世の中はすでに菅政権に変わり、人々は盛んに「スガノミクス」を叫んでいる。だが、そもそもその前の「アベノミクス」(大胆な金融政策、機動的な財政政策、民間投資を喚起する成長戦略の3本柱)は成功したのだろうか。
「経済成長」とは「バブル」と同じ意味
実は「アベノミクスは大成功だった」と評価する人たちも、「第3の矢」である成長戦略については「達成できなかった」とほぼ全員が認めている。だが、楽観的な彼らはスガノミクスの規制緩和に期待し、「これでイノベーション(技術革新)が起き、経済成長が起きる」と期待している。
絶対にない。また、経済成長は決して起きない。
なぜか。それは経済成長とは、バブルのことだったからである。「『3つのバブル』が崩壊する瞬間が近づいている」でも書いたが、世界のバブルはこれから崩壊する。それが2つのバブルの崩壊か、3つなのかはわからない。だが今後は経済成長(そして経済成長と人々が勘違いしていたもの)は絶対に起きないのである。
そもそも、経済成長は4つある。そのうち、3つが「間違った成長」であり、残りの1つが「真の成長」だ。
ではまず、3つの「間違った成長」から説明しよう。

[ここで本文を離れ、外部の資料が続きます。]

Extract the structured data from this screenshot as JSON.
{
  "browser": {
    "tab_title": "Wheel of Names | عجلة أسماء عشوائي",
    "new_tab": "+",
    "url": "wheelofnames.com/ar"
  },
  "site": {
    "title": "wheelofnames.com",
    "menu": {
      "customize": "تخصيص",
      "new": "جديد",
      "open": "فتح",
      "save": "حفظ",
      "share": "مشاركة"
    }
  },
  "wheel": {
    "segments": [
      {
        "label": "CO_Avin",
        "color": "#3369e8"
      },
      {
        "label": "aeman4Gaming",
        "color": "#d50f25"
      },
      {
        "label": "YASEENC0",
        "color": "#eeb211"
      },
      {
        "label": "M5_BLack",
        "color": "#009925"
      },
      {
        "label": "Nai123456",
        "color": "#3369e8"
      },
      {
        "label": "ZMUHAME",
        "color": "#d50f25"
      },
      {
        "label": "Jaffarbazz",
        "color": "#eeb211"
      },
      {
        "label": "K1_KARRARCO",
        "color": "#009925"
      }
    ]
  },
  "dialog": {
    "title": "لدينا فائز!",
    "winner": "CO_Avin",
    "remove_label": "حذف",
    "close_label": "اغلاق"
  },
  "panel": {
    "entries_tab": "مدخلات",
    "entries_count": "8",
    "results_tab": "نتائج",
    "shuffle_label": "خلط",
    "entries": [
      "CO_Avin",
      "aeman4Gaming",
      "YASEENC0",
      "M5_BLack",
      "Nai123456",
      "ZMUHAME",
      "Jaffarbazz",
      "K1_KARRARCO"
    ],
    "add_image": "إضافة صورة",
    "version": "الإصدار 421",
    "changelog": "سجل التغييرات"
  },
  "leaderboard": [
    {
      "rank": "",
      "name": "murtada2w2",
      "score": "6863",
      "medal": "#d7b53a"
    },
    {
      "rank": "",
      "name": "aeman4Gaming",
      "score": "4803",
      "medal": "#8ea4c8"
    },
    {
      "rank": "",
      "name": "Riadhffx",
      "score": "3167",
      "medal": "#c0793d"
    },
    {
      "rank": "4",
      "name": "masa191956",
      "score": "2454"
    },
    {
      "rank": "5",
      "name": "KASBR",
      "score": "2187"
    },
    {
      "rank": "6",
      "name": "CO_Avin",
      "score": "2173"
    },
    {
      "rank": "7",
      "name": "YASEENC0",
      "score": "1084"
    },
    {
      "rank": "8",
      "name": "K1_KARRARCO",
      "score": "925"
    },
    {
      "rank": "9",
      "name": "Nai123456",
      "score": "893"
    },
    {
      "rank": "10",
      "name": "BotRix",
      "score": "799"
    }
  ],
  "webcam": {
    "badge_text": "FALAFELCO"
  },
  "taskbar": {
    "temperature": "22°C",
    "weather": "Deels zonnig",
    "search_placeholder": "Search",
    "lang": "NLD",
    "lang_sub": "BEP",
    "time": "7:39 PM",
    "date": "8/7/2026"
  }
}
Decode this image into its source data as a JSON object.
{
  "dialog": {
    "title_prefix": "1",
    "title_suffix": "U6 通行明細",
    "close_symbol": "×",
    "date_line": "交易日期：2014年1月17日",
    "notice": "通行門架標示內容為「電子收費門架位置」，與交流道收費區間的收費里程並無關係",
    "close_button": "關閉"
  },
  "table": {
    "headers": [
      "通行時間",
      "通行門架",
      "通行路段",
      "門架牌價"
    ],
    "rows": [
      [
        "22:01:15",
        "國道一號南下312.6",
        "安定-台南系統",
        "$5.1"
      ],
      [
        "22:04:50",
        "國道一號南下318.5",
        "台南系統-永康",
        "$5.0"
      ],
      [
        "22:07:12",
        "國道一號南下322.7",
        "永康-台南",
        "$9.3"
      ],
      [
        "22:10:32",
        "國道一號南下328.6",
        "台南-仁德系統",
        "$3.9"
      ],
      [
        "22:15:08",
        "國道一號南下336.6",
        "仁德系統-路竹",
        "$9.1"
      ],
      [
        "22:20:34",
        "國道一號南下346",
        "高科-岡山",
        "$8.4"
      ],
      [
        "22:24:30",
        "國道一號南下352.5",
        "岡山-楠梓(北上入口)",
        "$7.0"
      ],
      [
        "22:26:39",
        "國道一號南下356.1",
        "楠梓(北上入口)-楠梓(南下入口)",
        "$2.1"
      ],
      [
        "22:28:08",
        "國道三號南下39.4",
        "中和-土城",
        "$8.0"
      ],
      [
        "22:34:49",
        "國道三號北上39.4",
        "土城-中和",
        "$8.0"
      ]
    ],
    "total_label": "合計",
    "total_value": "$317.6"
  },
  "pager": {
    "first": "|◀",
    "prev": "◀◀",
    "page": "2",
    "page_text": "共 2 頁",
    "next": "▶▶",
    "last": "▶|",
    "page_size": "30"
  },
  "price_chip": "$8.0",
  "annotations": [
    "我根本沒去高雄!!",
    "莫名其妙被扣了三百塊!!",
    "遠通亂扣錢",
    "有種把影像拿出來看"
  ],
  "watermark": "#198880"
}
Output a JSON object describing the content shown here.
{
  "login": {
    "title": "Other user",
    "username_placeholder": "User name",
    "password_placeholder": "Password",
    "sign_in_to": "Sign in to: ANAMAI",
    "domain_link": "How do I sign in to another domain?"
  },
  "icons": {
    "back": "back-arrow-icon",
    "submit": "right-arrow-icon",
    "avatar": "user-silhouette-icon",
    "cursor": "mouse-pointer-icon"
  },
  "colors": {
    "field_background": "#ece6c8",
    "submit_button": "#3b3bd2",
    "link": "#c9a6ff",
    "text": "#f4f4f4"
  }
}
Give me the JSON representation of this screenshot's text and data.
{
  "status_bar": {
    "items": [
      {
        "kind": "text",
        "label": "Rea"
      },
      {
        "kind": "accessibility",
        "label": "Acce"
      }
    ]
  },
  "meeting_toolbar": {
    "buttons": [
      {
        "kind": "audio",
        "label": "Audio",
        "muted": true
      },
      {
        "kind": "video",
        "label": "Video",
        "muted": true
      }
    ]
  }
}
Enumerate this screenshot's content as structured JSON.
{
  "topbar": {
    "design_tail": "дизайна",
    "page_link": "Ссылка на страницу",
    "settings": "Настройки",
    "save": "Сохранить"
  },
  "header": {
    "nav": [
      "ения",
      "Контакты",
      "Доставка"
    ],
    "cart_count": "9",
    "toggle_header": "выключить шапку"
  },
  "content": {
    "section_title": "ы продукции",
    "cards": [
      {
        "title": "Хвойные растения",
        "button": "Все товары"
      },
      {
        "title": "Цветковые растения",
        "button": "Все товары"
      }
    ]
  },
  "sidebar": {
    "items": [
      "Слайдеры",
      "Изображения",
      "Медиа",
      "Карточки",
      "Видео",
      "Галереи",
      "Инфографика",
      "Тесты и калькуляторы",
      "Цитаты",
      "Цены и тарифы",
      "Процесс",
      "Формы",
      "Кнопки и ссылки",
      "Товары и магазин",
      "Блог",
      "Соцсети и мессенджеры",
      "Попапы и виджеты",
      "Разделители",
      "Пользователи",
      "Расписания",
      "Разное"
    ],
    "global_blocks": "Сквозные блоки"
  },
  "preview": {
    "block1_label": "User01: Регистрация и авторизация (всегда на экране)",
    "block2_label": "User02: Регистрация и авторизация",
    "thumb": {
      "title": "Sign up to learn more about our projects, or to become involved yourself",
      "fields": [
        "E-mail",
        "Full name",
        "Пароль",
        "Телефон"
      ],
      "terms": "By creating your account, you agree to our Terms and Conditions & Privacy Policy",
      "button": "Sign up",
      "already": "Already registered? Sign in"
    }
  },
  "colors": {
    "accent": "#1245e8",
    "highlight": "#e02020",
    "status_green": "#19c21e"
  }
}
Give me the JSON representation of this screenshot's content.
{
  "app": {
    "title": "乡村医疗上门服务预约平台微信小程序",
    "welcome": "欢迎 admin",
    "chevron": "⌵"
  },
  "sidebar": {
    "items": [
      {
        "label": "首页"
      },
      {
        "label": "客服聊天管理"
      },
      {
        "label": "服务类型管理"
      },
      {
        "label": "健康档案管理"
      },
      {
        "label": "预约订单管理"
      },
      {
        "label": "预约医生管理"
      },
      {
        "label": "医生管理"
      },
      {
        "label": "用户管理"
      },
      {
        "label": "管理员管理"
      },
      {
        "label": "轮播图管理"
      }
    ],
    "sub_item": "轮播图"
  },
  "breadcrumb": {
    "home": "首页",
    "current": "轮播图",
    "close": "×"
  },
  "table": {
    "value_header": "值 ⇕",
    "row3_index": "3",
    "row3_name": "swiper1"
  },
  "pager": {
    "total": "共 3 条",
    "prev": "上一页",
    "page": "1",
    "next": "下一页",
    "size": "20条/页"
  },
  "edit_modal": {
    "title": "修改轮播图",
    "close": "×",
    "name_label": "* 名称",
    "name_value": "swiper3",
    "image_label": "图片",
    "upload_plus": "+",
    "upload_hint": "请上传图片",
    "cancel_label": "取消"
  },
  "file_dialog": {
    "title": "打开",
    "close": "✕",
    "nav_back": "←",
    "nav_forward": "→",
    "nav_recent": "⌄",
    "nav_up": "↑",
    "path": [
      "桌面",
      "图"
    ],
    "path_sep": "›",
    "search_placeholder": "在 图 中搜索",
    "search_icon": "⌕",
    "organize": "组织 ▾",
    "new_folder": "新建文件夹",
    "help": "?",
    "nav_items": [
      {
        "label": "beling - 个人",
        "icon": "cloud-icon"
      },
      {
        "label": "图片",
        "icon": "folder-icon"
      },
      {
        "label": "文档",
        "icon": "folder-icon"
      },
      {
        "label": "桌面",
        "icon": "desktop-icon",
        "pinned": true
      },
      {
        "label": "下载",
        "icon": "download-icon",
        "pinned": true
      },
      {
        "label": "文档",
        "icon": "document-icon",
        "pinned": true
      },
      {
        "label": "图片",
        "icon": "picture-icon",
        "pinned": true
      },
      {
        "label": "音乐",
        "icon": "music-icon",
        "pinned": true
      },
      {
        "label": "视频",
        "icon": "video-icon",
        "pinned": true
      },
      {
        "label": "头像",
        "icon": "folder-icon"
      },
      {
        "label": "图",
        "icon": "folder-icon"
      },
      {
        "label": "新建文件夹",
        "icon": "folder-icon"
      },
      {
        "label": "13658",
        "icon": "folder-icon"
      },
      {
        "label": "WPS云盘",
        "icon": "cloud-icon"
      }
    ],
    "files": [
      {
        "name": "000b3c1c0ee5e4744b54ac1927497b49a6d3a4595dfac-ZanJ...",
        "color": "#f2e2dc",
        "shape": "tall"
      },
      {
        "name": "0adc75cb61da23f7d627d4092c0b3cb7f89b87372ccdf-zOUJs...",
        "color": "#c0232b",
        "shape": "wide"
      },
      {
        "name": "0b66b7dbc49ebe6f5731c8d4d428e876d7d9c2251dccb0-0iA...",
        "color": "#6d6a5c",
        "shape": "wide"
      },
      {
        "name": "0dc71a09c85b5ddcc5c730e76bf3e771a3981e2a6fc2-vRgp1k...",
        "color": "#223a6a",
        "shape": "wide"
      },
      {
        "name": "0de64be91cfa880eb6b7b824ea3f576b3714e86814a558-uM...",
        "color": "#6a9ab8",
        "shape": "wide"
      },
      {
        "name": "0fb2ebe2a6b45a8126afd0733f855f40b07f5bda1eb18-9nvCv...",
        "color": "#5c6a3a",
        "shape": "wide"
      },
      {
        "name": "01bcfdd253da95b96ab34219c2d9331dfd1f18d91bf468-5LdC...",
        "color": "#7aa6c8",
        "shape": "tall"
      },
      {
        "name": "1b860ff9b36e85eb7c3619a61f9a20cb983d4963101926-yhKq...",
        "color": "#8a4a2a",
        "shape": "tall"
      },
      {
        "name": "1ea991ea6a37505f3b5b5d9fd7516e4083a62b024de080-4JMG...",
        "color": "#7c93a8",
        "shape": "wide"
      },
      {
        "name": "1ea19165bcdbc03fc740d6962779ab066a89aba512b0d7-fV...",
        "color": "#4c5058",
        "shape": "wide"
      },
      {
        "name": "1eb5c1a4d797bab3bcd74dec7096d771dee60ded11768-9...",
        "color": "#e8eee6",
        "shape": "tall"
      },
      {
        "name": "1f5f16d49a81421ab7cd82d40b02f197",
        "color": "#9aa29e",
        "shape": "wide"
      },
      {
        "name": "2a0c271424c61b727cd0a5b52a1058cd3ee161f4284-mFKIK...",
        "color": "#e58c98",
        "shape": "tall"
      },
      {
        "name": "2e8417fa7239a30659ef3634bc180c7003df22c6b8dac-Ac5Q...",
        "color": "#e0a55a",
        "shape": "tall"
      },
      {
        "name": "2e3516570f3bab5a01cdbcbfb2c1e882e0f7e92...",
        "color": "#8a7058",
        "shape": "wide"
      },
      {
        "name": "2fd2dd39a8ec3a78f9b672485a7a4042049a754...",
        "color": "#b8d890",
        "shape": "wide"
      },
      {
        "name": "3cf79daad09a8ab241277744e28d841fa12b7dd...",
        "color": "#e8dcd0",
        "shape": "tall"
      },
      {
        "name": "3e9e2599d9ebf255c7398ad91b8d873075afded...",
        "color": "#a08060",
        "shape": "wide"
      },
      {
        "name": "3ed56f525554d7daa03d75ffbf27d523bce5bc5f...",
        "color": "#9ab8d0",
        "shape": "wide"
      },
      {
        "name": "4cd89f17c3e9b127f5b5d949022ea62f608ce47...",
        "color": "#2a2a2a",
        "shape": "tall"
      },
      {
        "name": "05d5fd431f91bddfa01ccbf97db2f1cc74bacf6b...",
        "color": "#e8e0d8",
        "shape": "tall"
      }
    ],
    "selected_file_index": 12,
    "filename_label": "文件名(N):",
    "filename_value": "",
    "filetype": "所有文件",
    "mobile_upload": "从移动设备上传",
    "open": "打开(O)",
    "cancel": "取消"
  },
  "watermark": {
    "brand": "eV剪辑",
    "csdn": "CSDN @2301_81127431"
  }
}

世間のほとんどの人は「経済成長とは景気がよい状態が続くことだ」と思っている。これが第1の間違った経済成長だ。
実際、GDPが増加すると、景気がよいということになるし、世間ではGDPの増加率を経済成長率と呼んでいる。
では、この考え方で、経済成長を実現しようとすると、どうなるか。ひたすら景気対策をすることになる。そうするとどうなるか。景気は過熱する。このとき「実力」を伴っていないので、景気はいずれ失速する。それを失速させないように、景気対策を続け、さらに加速させる。その結果、バブルになる。短期バブルが起こるのである。そして、短期バブルは必ず崩壊する。
このように、経済成長(と誤解されているもの)を起こすために景気対策を行うと、バブル崩壊となり、経済はダメージを受ける。結局、経済成長を実現するどころか、将来の経済成長を起こす力も壊すことになるのである。